"The road to Hell is paved with good intentions."My mother's mother, Nana was a throwback to Victorian times, and indeed had lived in the last years of that era. She was not a particularly comely lady, but she was lovely on the inside, and that is what we children saw.
I don't have much of a detailed history of my grandmother - only the story that I remember Mom telling me. Her name was Loretta McCarthy Fischer, and her husband, Frank, died at about the age of 50, leaving her a very poor widow. My parents eventually took her in, and she lived with us until her death when I was 13 years old.
I was born in 1946, the 4th of 5 children who would make up our family. My mother had a miscarriage 2 years before I came along, so there would have been 6 of us. It was after the miscarriage & when she was expecting me, so I've heard, that Nana came to live with us, both to help my mother and to avoid abject poverty. Our house was a beautiful, large, Victorian farmhouse that was a local landmark, distinctive for its cupola, or "widow's walk," above the attic. Nana occupied one of the 5 bedrooms upstairs & was, in my memory, as much a part of the family as any of us.

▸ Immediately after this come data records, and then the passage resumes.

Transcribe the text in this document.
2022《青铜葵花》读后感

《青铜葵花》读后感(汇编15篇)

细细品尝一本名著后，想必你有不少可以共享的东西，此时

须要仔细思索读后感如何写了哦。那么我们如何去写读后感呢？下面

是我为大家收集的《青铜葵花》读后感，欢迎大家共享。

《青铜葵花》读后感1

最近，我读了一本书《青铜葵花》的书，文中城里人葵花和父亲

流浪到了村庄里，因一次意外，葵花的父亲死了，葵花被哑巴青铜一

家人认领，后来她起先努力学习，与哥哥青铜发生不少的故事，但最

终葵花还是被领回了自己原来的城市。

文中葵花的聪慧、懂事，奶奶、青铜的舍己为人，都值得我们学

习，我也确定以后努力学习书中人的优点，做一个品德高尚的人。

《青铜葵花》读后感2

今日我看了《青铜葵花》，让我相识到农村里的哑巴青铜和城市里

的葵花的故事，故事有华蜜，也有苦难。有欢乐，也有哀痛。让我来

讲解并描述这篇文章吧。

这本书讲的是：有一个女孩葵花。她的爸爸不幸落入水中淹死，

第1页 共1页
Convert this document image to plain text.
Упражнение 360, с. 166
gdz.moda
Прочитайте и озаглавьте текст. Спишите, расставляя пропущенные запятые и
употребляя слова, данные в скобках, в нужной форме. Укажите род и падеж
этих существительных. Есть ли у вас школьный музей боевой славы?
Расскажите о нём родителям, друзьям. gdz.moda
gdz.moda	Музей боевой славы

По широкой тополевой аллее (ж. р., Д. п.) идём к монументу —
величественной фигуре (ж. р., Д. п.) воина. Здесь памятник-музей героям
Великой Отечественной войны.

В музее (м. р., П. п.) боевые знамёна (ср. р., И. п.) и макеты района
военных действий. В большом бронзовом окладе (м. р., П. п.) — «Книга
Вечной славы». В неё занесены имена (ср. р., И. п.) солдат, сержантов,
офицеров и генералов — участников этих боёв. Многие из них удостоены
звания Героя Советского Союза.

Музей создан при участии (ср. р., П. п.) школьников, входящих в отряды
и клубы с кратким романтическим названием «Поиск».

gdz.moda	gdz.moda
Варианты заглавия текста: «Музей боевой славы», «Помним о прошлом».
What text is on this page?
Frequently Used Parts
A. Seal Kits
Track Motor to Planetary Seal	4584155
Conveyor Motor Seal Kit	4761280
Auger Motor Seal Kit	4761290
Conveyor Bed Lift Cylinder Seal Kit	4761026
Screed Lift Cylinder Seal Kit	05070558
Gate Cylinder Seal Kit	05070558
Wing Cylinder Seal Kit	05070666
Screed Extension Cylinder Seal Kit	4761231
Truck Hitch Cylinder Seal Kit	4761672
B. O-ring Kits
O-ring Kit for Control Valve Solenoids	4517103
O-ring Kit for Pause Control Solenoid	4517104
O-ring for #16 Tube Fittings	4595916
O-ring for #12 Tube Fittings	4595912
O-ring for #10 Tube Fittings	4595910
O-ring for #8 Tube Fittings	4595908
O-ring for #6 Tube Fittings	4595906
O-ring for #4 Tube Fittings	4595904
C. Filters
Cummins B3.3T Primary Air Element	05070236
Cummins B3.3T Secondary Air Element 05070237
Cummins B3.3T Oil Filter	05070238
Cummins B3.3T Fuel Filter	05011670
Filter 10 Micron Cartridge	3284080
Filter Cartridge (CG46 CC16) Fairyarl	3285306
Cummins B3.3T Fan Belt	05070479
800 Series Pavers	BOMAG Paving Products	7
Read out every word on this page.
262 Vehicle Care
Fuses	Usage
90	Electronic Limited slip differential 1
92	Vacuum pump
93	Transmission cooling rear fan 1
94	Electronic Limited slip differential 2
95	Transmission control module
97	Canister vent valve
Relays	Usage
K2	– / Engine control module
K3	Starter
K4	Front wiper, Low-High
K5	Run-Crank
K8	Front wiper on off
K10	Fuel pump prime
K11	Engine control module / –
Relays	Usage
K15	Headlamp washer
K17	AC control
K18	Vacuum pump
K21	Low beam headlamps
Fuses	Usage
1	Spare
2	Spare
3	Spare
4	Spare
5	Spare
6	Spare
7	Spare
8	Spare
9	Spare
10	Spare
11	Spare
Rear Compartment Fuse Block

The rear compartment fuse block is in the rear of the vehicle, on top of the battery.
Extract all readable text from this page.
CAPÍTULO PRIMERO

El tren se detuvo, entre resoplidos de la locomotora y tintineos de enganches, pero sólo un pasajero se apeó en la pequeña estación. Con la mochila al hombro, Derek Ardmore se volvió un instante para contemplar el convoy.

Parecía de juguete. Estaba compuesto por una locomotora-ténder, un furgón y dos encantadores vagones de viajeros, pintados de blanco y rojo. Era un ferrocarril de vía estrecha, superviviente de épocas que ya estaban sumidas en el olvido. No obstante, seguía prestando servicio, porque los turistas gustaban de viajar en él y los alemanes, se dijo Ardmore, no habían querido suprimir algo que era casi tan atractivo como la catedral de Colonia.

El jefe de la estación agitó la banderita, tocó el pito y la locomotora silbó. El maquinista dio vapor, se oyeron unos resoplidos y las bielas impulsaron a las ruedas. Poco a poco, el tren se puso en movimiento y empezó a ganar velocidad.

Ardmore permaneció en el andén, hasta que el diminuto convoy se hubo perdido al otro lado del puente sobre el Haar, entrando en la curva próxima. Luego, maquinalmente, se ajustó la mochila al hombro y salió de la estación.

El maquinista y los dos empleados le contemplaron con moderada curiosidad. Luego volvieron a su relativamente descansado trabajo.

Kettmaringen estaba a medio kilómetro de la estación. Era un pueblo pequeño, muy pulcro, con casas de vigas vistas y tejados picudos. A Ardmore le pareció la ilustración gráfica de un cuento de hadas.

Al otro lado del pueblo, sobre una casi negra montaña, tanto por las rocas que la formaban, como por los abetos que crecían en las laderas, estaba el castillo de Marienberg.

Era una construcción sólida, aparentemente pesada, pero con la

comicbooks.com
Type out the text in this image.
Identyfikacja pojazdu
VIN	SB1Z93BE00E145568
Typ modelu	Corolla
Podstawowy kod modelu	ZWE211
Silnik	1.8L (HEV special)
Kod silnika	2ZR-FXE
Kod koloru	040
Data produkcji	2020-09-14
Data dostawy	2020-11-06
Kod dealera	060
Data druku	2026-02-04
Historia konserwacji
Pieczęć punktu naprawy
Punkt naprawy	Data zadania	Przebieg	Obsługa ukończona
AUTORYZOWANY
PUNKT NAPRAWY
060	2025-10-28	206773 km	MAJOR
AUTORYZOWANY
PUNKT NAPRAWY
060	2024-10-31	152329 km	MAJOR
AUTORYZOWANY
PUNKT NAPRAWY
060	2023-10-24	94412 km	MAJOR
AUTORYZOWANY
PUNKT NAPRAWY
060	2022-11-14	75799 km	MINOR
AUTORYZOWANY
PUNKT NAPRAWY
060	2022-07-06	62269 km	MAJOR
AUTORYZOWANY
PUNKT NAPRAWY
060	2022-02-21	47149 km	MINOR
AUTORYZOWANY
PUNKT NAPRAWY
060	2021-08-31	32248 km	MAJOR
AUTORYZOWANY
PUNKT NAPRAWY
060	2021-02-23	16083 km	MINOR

Some of my earliest memories of Nana are of quiet times with her in her room. It was, I thought, the prettiest bedroom of all, and was furnished with a matching bedroom set. It was of dark wood, with a delicate hand painted bouquet of roses applied to each piece. There was a tall dresser, a low one with a great round mirror, a dressing table & bench & a bed. That set of furniture, along with her rocking chair, clothing & a few personal items, were the only possessions that she had been able to bring from her long-lost household. The bed had a high, curved headboard & 4 tall posts, and it was a high honor just to be allowed to sit on Nana's bed!
She would allow just one of us to visit her in her room at a time. I'm sure she set up that rule in part to preserve her sanity, but also to be able to give us individual attention that was difficult to dispense in the day-to-day business of a large family. It was a special treat to spend some one-on-one time with Nana.
She would sit at her dressing table & let me use her old fashioned hair brush to curry her waist-length silver gray hair. I remember being fascinated to see it hanging down her back, since her daily style was to braid it and wind the braids around her head. In later years, she had short hair & kept it permed, but the memory of that long hair & Nana in braids still makes me smile.
I am tired & it's time to go watch this week's episode of 24, so I'll stop for now. Tomorrow, I vow I'll continue Nana's story, if for no other reason than to please her.